Temporary work means that a employee signs an employment contract with the agency, which then directs that employee to work for a user employer. Temporary work is defined in the Act as performing work:
- of a seasonal, periodic or ad hoc nature, or
- that the timely performance by employees hired by the user employer would not be possible, or
- whose performance is the responsibility of an absent employee employed by the user employer.
Temporary work cannot be therefore performed in every case. Moreover, there are certain statutory restrictions as to the type of work that cannot be assigned to a temporary employee, for example: work that is particularly dangerous (according to the list of such jobs published by the Polish Ministry of Labor), work as a security guard that requires to be armed with a firearm or work in the workplace of a person who was employed by the user employer and who was dismissed for reasons not related to the employees (e.g. as part of collective redundancies).

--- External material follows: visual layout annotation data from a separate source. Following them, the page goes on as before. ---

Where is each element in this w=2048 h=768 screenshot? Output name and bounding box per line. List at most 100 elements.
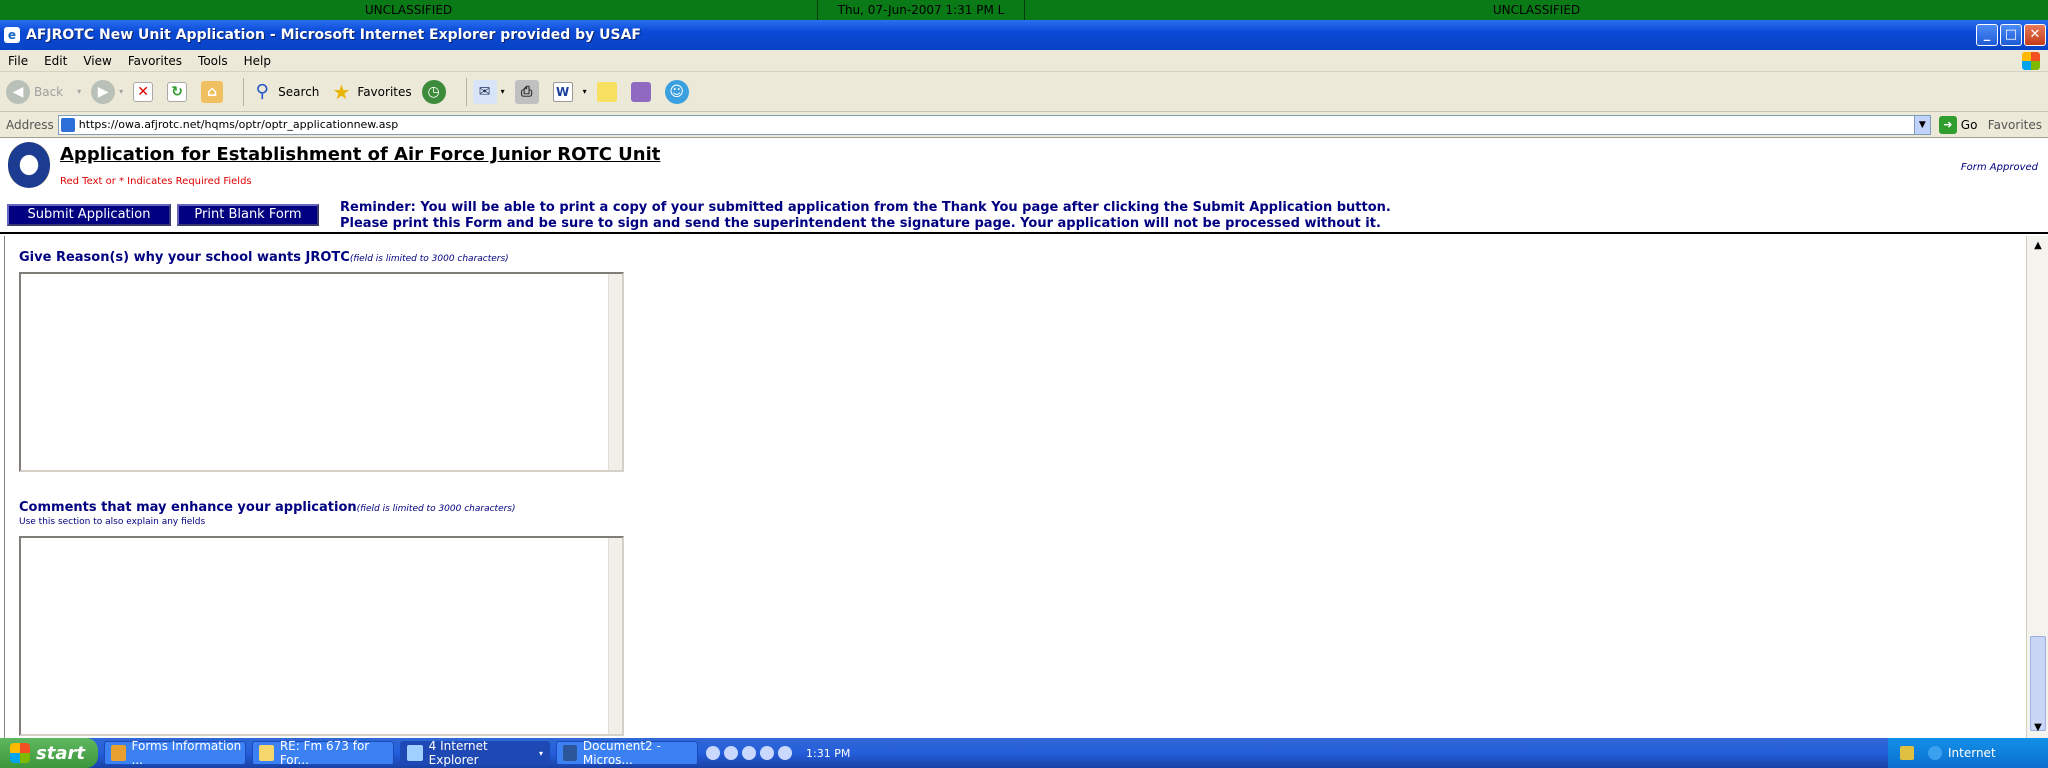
banner-left: UNCLASSIFIED bbox=[0, 0, 818, 20]
window-titlebar[interactable]: e AFJROTC New Unit Application - Microso… bbox=[0, 20, 2048, 50]
forward-button[interactable]: ▶ ▾ bbox=[91, 79, 123, 104]
search-icon: ⚲ bbox=[255, 80, 269, 102]
zone-label: Internet bbox=[1948, 746, 1996, 760]
comments-limit: (field is limited to 3000 characters) bbox=[356, 504, 516, 514]
page-content: Application for Establishment of Air For… bbox=[0, 138, 2048, 738]
address-label: Address bbox=[6, 117, 54, 132]
reason-scrollbar[interactable] bbox=[608, 274, 622, 470]
task-re-fm673[interactable]: RE: Fm 673 for For... bbox=[252, 739, 394, 767]
research-button[interactable] bbox=[630, 81, 655, 102]
reminder-text: Reminder: You will be able to print a co… bbox=[340, 200, 1391, 232]
back-arrow-icon: ◀ bbox=[6, 79, 30, 104]
address-bar: Address https://owa.afjrotc.net/hqms/opt… bbox=[0, 112, 2048, 138]
menu-help[interactable]: Help bbox=[236, 54, 279, 68]
media-stop-icon[interactable] bbox=[742, 746, 756, 760]
form-approved-label: Form Approved bbox=[1960, 162, 2038, 173]
address-url: https://owa.afjrotc.net/hqms/optr/optr_a… bbox=[78, 118, 399, 131]
afjrotc-seal-icon bbox=[8, 142, 50, 188]
comments-scrollbar[interactable] bbox=[608, 538, 622, 734]
form-scroll-area: Give Reason(s) why your school wants JRO… bbox=[4, 236, 2026, 738]
volume-icon[interactable] bbox=[778, 746, 792, 760]
task-document2[interactable]: Document2 - Micros... bbox=[556, 739, 698, 767]
favorites-star-icon: ★ bbox=[332, 79, 351, 104]
banner-datetime: Thu, 07-Jun-2007 1:31 PM L bbox=[818, 0, 1025, 20]
reason-label: Give Reason(s) why your school wants JRO… bbox=[19, 250, 509, 265]
menu-bar: File Edit View Favorites Tools Help bbox=[0, 50, 2048, 72]
print-blank-form-button[interactable]: Print Blank Form bbox=[177, 204, 319, 226]
menu-favorites[interactable]: Favorites bbox=[120, 54, 190, 68]
reason-textarea[interactable] bbox=[19, 272, 624, 472]
favorites-button[interactable]: ★ Favorites bbox=[329, 80, 411, 104]
messenger-button[interactable]: ☺ bbox=[664, 79, 693, 104]
windows-taskbar: start Forms Information ... RE: Fm 673 f… bbox=[0, 738, 2048, 768]
page-icon bbox=[60, 117, 75, 132]
go-button[interactable]: ➜ Go bbox=[1938, 115, 1977, 134]
printer-icon: ⎙ bbox=[514, 79, 539, 104]
notes-icon bbox=[596, 81, 617, 102]
print-button[interactable]: ⎙ bbox=[514, 79, 543, 104]
mail-icon: ✉ bbox=[472, 79, 497, 104]
email-icon bbox=[259, 745, 274, 761]
comments-label: Comments that may enhance your applicati… bbox=[19, 500, 516, 515]
maximize-button[interactable]: □ bbox=[2000, 24, 2022, 46]
stop-button[interactable]: ✕ bbox=[133, 81, 157, 102]
minimize-button[interactable]: _ bbox=[1976, 24, 1998, 46]
media-prev-icon[interactable] bbox=[706, 746, 720, 760]
required-fields-note: Red Text or * Indicates Required Fields bbox=[60, 176, 252, 187]
scroll-down-icon[interactable]: ▼ bbox=[2030, 720, 2046, 736]
comments-sublabel: Use this section to also explain any fie… bbox=[19, 517, 206, 527]
page-vertical-scrollbar[interactable]: ▲ ▼ bbox=[2026, 236, 2048, 738]
reminder-line-2: Please print this Form and be sure to si… bbox=[340, 216, 1381, 231]
messenger-icon: ☺ bbox=[664, 79, 689, 104]
address-input[interactable]: https://owa.afjrotc.net/hqms/optr/optr_a… bbox=[57, 114, 1931, 135]
globe-icon bbox=[1928, 746, 1942, 760]
comments-textarea[interactable] bbox=[19, 536, 624, 736]
task-forms-information[interactable]: Forms Information ... bbox=[104, 739, 246, 767]
form-header: Application for Establishment of Air For… bbox=[0, 138, 2048, 234]
stop-icon: ✕ bbox=[133, 81, 154, 102]
word-icon: W bbox=[552, 81, 573, 102]
scroll-up-icon[interactable]: ▲ bbox=[2030, 238, 2046, 254]
edit-word-button[interactable]: W ▾ bbox=[552, 81, 587, 102]
status-zone: Internet bbox=[1888, 738, 2048, 768]
windows-logo-icon bbox=[2022, 52, 2040, 70]
mail-button[interactable]: ✉ ▾ bbox=[472, 79, 505, 104]
refresh-icon: ↻ bbox=[167, 81, 188, 102]
menu-view[interactable]: View bbox=[75, 54, 119, 68]
word-task-icon bbox=[563, 745, 577, 761]
submit-application-button[interactable]: Submit Application bbox=[7, 204, 171, 226]
home-button[interactable]: ⌂ bbox=[201, 80, 227, 103]
menu-edit[interactable]: Edit bbox=[36, 54, 75, 68]
links-label[interactable]: Favorites bbox=[1988, 118, 2042, 132]
ie-icon: e bbox=[4, 27, 20, 43]
address-dropdown-icon[interactable]: ▼ bbox=[1913, 115, 1930, 134]
close-button[interactable]: ✕ bbox=[2024, 24, 2046, 46]
media-pause-icon[interactable] bbox=[724, 746, 738, 760]
window-title: AFJROTC New Unit Application - Microsoft… bbox=[26, 27, 641, 43]
reason-limit: (field is limited to 3000 characters) bbox=[349, 254, 509, 264]
classification-banner: UNCLASSIFIED Thu, 07-Jun-2007 1:31 PM L … bbox=[0, 0, 2048, 20]
toolbar: ◀ Back ▾ ▶ ▾ ✕ ↻ ⌂ ⚲ Search ★ Favorites ◷ ✉ ▾ … bbox=[0, 72, 2048, 112]
start-button[interactable]: start bbox=[0, 738, 98, 768]
research-icon bbox=[630, 81, 651, 102]
home-icon: ⌂ bbox=[201, 80, 224, 103]
notes-button[interactable] bbox=[596, 81, 621, 102]
search-button[interactable]: ⚲ Search bbox=[250, 80, 320, 104]
scroll-thumb[interactable] bbox=[2030, 636, 2046, 731]
ie-task-icon bbox=[407, 745, 423, 761]
reminder-line-1: Reminder: You will be able to print a co… bbox=[340, 200, 1391, 215]
refresh-button[interactable]: ↻ bbox=[167, 81, 191, 102]
lock-icon bbox=[1900, 746, 1914, 760]
banner-right: UNCLASSIFIED bbox=[1492, 3, 1581, 17]
app-icon bbox=[111, 745, 126, 761]
media-next-icon[interactable] bbox=[760, 746, 774, 760]
task-internet-explorer[interactable]: 4 Internet Explorer ▾ bbox=[400, 739, 550, 767]
page-title: Application for Establishment of Air For… bbox=[60, 144, 661, 165]
windows-flag-icon bbox=[10, 743, 30, 763]
forward-arrow-icon: ▶ bbox=[91, 79, 116, 104]
back-button[interactable]: ◀ Back ▾ bbox=[6, 79, 81, 104]
menu-tools[interactable]: Tools bbox=[190, 54, 236, 68]
menu-file[interactable]: File bbox=[0, 54, 36, 68]
go-arrow-icon: ➜ bbox=[1938, 115, 1957, 134]
history-button[interactable]: ◷ bbox=[421, 79, 450, 104]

Directing an employee for temporary work requires that the agency first enter into written agreements – with both the user employer and the temporary employee. The content of both agreements is governed by the provisions of the Act on temporary employment.
For example, the contract between the employment agency and the user employer should agree on:
- the type of work to be assigned to the temporary worker;
- the necessary qualifications of the temporary employee;
- the expected period of performance of the temporary work;
- working time of the temporary employee;
- the place of performance of the temporary work.
It is also important to remember that there are time limits for the performance of temporary work – basically, an agency may direct a given employee to perform temporary work for a given user employer for a period not exceeding a total of 18 months in a period covering 36 consecutive months. It is also necessary to note that temporary job offers advertised by an employment agency should be marked with the wording: “temporary job offer” (in Polish: “oferta pracy tymczasowej”).
One of the basic obligations of every employer in Poland is to issue a certificate of employment to an employee upon termination of employment. However, in case of temporary employees, the certificate of employment is issued by an employment agency – the certificate should include information about each user employer for whom temporary work was performed and the periods of such work.